Let's call it SDP - sensory deprived paralysis. I just thought of that. Really. I like it. Use it and pass it on. You have to discriminate CP from the CP variant SDP. Perfect.
Those morons who can't take the long wear-a-diaper SDR sessions - the ones who want to just cut 75% of the sensory rootlets (seriously!) and get the same READINGS on the OUTPUT DEVICE need this terminology to turn them away. Sensory function is measured in motor finesse, not on emg!!!
Recessing a muscle can turn off spasticity in and from that muscle AND create more control from it as it becomes another source of refined input.
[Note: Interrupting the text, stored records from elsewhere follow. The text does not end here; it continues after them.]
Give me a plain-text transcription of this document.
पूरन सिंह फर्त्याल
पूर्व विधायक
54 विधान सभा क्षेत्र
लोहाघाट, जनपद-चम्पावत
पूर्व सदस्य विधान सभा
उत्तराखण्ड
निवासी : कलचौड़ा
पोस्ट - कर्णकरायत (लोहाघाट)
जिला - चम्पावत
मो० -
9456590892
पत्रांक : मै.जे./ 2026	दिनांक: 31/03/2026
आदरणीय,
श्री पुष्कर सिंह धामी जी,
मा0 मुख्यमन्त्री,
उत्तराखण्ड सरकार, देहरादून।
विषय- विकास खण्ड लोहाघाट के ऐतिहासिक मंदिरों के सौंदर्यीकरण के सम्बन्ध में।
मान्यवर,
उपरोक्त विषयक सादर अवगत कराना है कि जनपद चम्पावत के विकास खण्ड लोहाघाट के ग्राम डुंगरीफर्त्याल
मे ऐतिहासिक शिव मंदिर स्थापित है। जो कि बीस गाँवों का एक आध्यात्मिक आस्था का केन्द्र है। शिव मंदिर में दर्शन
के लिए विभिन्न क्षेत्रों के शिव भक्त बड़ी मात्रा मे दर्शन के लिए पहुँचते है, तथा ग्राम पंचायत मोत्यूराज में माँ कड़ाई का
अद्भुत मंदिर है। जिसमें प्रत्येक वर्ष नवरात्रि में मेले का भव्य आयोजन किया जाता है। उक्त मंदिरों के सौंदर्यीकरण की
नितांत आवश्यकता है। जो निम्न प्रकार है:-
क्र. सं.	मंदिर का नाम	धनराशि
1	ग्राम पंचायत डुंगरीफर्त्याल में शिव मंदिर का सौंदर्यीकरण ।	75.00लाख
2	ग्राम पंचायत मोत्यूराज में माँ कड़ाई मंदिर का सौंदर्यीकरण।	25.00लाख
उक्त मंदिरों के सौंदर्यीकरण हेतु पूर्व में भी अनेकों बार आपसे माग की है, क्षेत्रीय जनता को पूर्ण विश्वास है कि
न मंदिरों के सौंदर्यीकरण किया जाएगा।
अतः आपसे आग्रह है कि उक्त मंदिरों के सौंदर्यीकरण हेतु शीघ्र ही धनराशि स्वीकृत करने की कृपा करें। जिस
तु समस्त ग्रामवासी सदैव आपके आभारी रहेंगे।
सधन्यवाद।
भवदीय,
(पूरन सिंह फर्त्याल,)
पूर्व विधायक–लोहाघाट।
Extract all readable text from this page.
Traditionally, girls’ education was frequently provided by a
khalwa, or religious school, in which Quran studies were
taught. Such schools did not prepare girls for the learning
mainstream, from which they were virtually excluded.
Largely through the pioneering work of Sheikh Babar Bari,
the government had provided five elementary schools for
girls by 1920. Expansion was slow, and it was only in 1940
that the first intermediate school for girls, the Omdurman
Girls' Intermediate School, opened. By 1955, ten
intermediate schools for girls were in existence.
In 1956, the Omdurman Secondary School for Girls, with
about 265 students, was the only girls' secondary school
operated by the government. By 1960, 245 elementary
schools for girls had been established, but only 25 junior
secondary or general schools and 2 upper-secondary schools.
The small down side of SDR is that spasticity, per se, responds but fibrosis in certain muscles can and does still occur. That fibrosis is the source of true contracture - loss of range. Secondly, contracture is another source of stimulus to the gamma system (the ones that scream in spasticity). Normal volunteers given an external rig to simulate contracture showed neurologic output that exactly mimicked spasticity. So a kid with SDR can seem to get no improvement if preexisting contracture is there at the time of SDR. Or, the spasticity can SEEM to return when it is really this fibrosis mimicking spasticity. SPMLs or Percs fix this.